Based on the inputs received from the Working Group on 'digital lending including lending through online platforms and mobile apps' (WGDL), the central bank has firmed up a regulatory framework to support orderly growth of credit delivery through digital lending.

- All loan disbursals and repayments have to be executed only between the bank accounts of the borrower and the regulated entity without any pass-through or pool account of the lending service provider (LSP) or any third party, the RBI state.

- Any fees, charges, etc, payable to LSPs in the credit intermediation process shall be paid directly by RE and not by the borrower.

- A standardized Key Fact Statement (KFS) must be provided to the borrower before executing the loan contract.

- All-inclusive cost of digital loans in the form of Annual Percentage Rate (APR)6 is required to be disclosed to the borrowers. APR shall also form part of KFS.

- Automatic increase in credit limit without explicit consent of borrower is prohibited.

- A cooling-off/ look-up period during which the borrowers can exit digital loans by paying the principal and the proportionate APR without any penalty shall be provided as part of the loan contract.

- REs shall ensure that they and the LSPs engaged by them shall have a suitable nodal grievance redressal officer to deal with FinTech/ digital lending related complaints. Such grievance redressal officer shall also deal with complaints against their respective DLAs. The details of the Grievance redressal officer shall be prominently indicated on the website of the RE, its LSPs and on DLAs, as applicable.

- As per extant RBI guidelines, if any complaint lodged by the borrower is not resolved by the RE within the stipulated period (currently 30 days), he/she can lodge a complaint under the Reserve Bank – Integrated Ombudsman Scheme (RB-IOS).

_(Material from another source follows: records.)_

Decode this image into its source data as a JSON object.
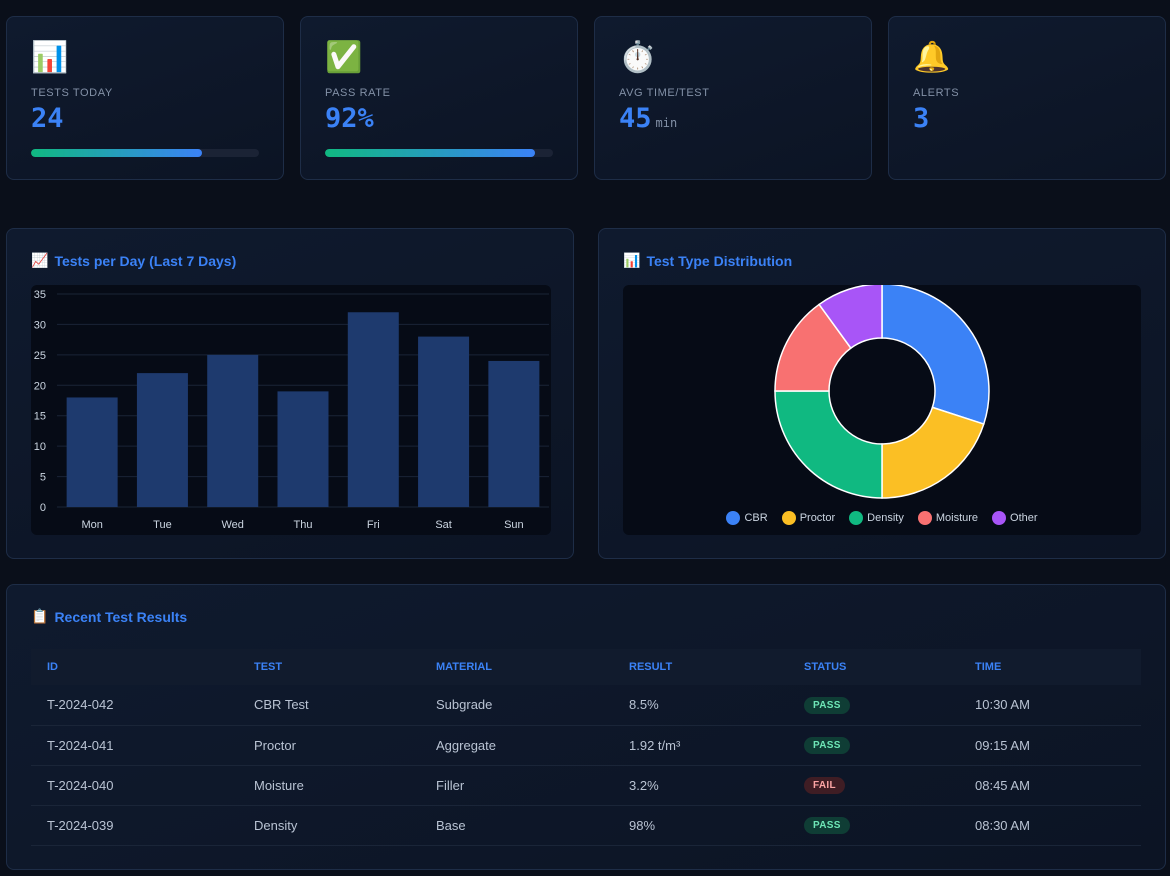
{
  "stats": [
    {
      "icon": "📊",
      "icon_name": "bar-chart-icon",
      "label": "TESTS TODAY",
      "value": "24",
      "unit": "",
      "progress": 0.75
    },
    {
      "icon": "✅",
      "icon_name": "check-mark-icon",
      "label": "PASS RATE",
      "value": "92%",
      "unit": "",
      "progress": 0.92
    },
    {
      "icon": "⏱️",
      "icon_name": "stopwatch-icon",
      "label": "AVG TIME/TEST",
      "value": "45",
      "unit": "min",
      "progress": null
    },
    {
      "icon": "🔔",
      "icon_name": "bell-icon",
      "label": "ALERTS",
      "value": "3",
      "unit": "",
      "progress": null
    }
  ],
  "bar_panel": {
    "icon": "📈",
    "title": "Tests per Day (Last 7 Days)"
  },
  "pie_panel": {
    "icon": "📊",
    "title": "Test Type Distribution"
  },
  "table_panel": {
    "icon": "📋",
    "title": "Recent Test Results"
  },
  "chart_data": [
    {
      "type": "bar",
      "categories": [
        "Mon",
        "Tue",
        "Wed",
        "Thu",
        "Fri",
        "Sat",
        "Sun"
      ],
      "values": [
        18,
        22,
        25,
        19,
        32,
        28,
        24
      ],
      "ylim": [
        0,
        35
      ],
      "yticks": [
        0,
        5,
        10,
        15,
        20,
        25,
        30,
        35
      ],
      "grid": true,
      "bar_color": "#1e3a6e"
    },
    {
      "type": "pie",
      "donut": true,
      "labels": [
        "CBR",
        "Proctor",
        "Density",
        "Moisture",
        "Other"
      ],
      "values": [
        30,
        20,
        25,
        15,
        10
      ],
      "colors": [
        "#3b82f6",
        "#fbbf24",
        "#10b981",
        "#f87171",
        "#a855f7"
      ],
      "legend": "bottom"
    }
  ],
  "table": {
    "headers": [
      "ID",
      "TEST",
      "MATERIAL",
      "RESULT",
      "STATUS",
      "TIME"
    ],
    "rows": [
      {
        "id": "T-2024-042",
        "test": "CBR Test",
        "material": "Subgrade",
        "result": "8.5%",
        "status": "PASS",
        "time": "10:30 AM"
      },
      {
        "id": "T-2024-041",
        "test": "Proctor",
        "material": "Aggregate",
        "result": "1.92 t/m³",
        "status": "PASS",
        "time": "09:15 AM"
      },
      {
        "id": "T-2024-040",
        "test": "Moisture",
        "material": "Filler",
        "result": "3.2%",
        "status": "FAIL",
        "time": "08:45 AM"
      },
      {
        "id": "T-2024-039",
        "test": "Density",
        "material": "Base",
        "result": "98%",
        "status": "PASS",
        "time": "08:30 AM"
      }
    ]
  }
}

- Data collected by DLAs should be need based, should have clear audit trails and should be only done with prior explicit consent of the borrower.

- Option may be provided for borrowers to accept or deny consent for use of specific data, including option to revoke previously granted consent, besides option to delete the data collected from borrowers by the DLAs/ LSPs.

- Any lending sourced through DLAs (either of the RE or of the LSP engaged by RE) is required to be reported to Credit Information Companies (CICs) by REs irrespective of its nature or tenor.

- All new digital lending products extended by REs over merchant platforms involving short term credit or deferred payments are required to be reported to CICs by the REs.

Speaking on RBI's new move, Ankit Mehra, CEO and Co-founder of GyanDhan, said, "The RBI has done a great balancing act of taking the initial steps in safeguarding the end consumer without stifling growth in the fintech sector. RBI has not invalidated the FLDG model for now which will be a relief to a lot of BNPL players in particular. This first set of guidelines can be summarised as a step in the direction of responsible lending."

The RBI had in January last year set up a working group to study issues regarding digital lending and suggest regulations.

RBI Governor Shaktikanta Das last month said digital lending players should only carry out activities for which they have licenses and violations are not acceptable.

In June, the RBI had asked non-bank Prepaid Payment Instrument (PPI) issuers not to load their wallets and cards from credit lines or preset borrowing limits.

"The (digital lending) firms should operate under the licenses granted to them. If they are doing anything beyond that then they should seek our permission.

"Without permission if they are engaging in activities for which they have no license then it is not acceptable. This is going beyond the licensing requirement and there will be a risk build up which we cannot allow," Das had said at an event organised by Bank of Baroda.